Morocco has witnessed one of the most deadliest earthquakes in the country. While the death toll has touched close to 3,000, seismologists and disaster risk-reduction specialists have mentioned the high magnitude and lack of preparedness as reasons for the large impact

Morocco witnesses one of the deadliest earthquakes of this year.

The catastrophic earthquake that struck Morocco on September 8 will be remembered in the history of the country. The natural calamity led to massive destruction and loss of lives in the High Atlas Mountain range, approximately 70 kilometers southwest of Marrakesh.

This tremor, with a magnitude of 6.8, has left more than 2,900 people dead and thousands more injured, with the grim possibility of the death toll rising as rescue and recovery efforts continue.

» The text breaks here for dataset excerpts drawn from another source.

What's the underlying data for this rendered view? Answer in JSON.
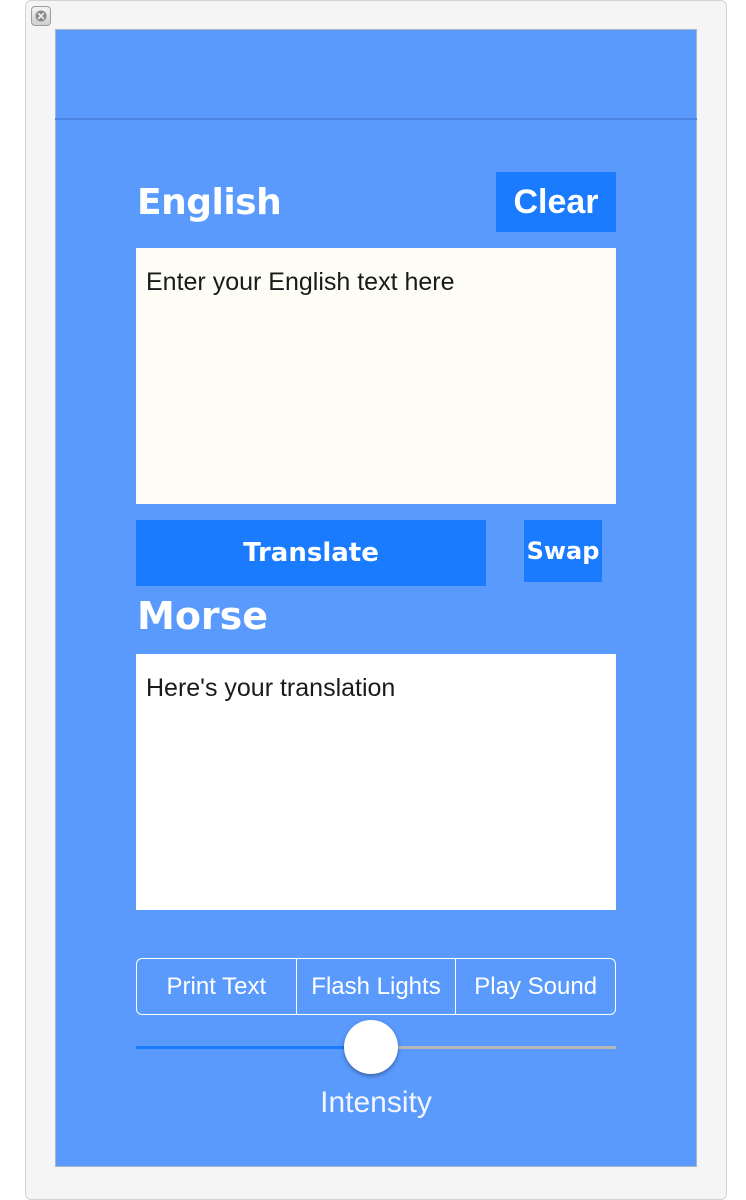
{
  "window": {
    "close_icon": "close-box-icon"
  },
  "english": {
    "label": "English",
    "clear_label": "Clear",
    "placeholder": "Enter your English text here"
  },
  "actions": {
    "translate_label": "Translate",
    "swap_label": "Swap"
  },
  "morse": {
    "label": "Morse",
    "placeholder": "Here's your translation"
  },
  "output_modes": {
    "options": [
      "Print Text",
      "Flash Lights",
      "Play Sound"
    ]
  },
  "intensity": {
    "label": "Intensity",
    "value": 0.49
  },
  "colors": {
    "background": "#5a9afd",
    "button": "#1a7bff",
    "english_field": "#fdfdf6",
    "morse_field": "#ffffff"
  }
}
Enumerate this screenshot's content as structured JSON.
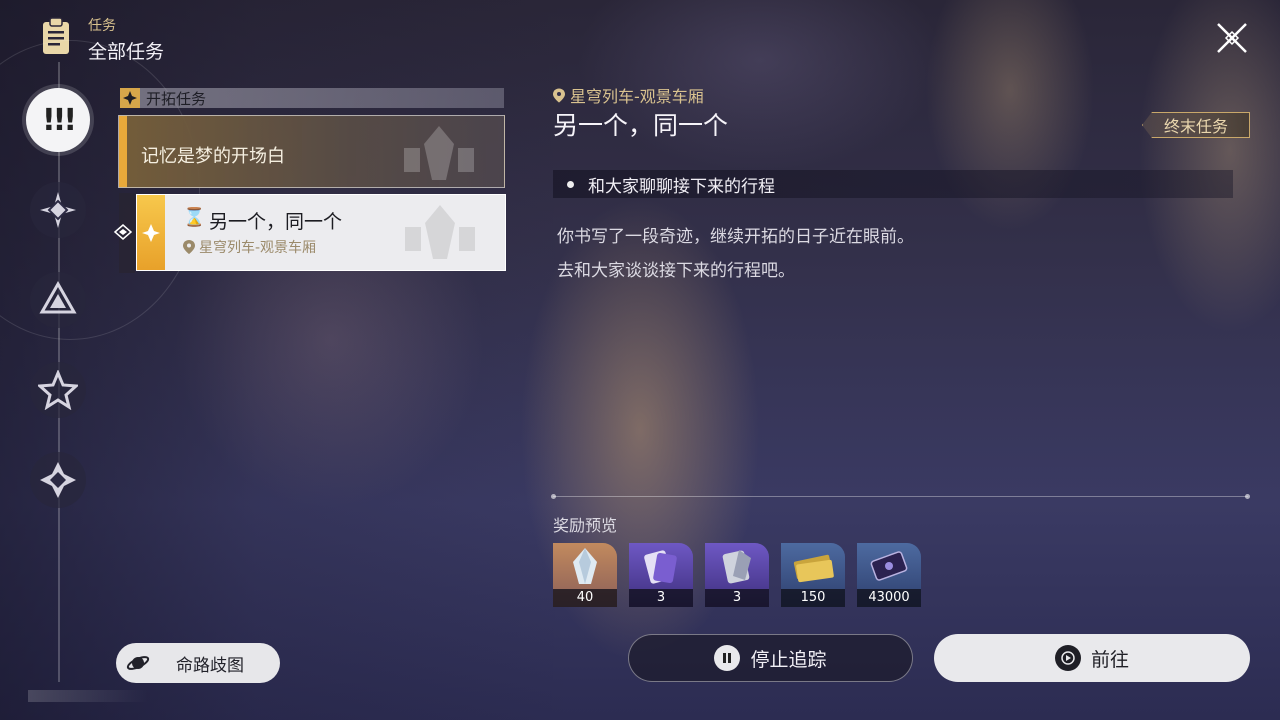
{
  "header": {
    "small_label": "任务",
    "title": "全部任务"
  },
  "quest_list": {
    "group_label": "开拓任务",
    "quests": [
      {
        "title": "记忆是梦的开场白"
      },
      {
        "title": "另一个，同一个",
        "location": "星穹列车-观景车厢",
        "hourglass": "⌛"
      }
    ]
  },
  "map_button": {
    "label": "命路歧图"
  },
  "detail": {
    "location": "星穹列车-观景车厢",
    "title": "另一个，同一个",
    "badge": "终末任务",
    "objective": "和大家聊聊接下来的行程",
    "description_lines": [
      "你书写了一段奇迹，继续开拓的日子近在眼前。",
      "去和大家谈谈接下来的行程吧。"
    ]
  },
  "rewards": {
    "label": "奖励预览",
    "items": [
      {
        "icon": "crystal-icon",
        "count": "40",
        "bg": "#b07a55"
      },
      {
        "icon": "ticket-purple-icon",
        "count": "3",
        "bg": "#5c47a6"
      },
      {
        "icon": "ticket-silver-icon",
        "count": "3",
        "bg": "#5c47a6"
      },
      {
        "icon": "credit-icon",
        "count": "150",
        "bg": "#3c5a86"
      },
      {
        "icon": "card-icon",
        "count": "43000",
        "bg": "#3c5a86"
      }
    ]
  },
  "actions": {
    "stop_label": "停止追踪",
    "go_label": "前往"
  },
  "colors": {
    "accent_gold": "#e8a93a",
    "location_gold": "#d9c28f"
  }
}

With the rising casualties, the question that arises in the minds of many is: why did this earthquake prove to be one of the deadliest in Morocco's history?

Seismologists and disaster risk-reduction specialists have identified multiple factors that contributed to the high human cost of this natural disaster.

Magnitude of the earthquake

The magnitude of the earthquake, while not exceptionally large compared to some recent seismic events, was unusually significant for Morocco. Rémy Bossu, secretary-general of the Euro-Mediterranean Seismological Centre, described it as "exceptional for the region."

Morocco, situated in a moderately seismically active area due to the ongoing collision of the African and Eurasian tectonic plates, typically experiences smaller tremors. Large-scale earthquakes like this one are infrequent, making it challenging to predict their maximum magnitude.

Lack of Preparedness

The most significant factor contributing to the disaster was a lack of preparedness. According to disaster researcher Ilan Kelman at University College London, "Earthquakes don't kill people; collapsing infrastructure does."

Morocco had the historical evidence and the knowledge that it could experience strong earthquakes, yet most buildings in the affected area were constructed with materials prone to collapse, such as masonry and aggregate. Strengthening these buildings with more resilient materials, like reinforced concrete, might not have been practical given the region's high poverty levels.

Kelman emphasizes the importance of consulting with local communities when making buildings more earthquake-resilient. They possess valuable knowledge about their architecture and specific needs.

Furthermore, he highlights that earthquake resilience should be seen as part of sustainable development. People need the means to afford and maintain essential emergency supplies, and addressing broader societal issues like poverty and lack of education is crucial.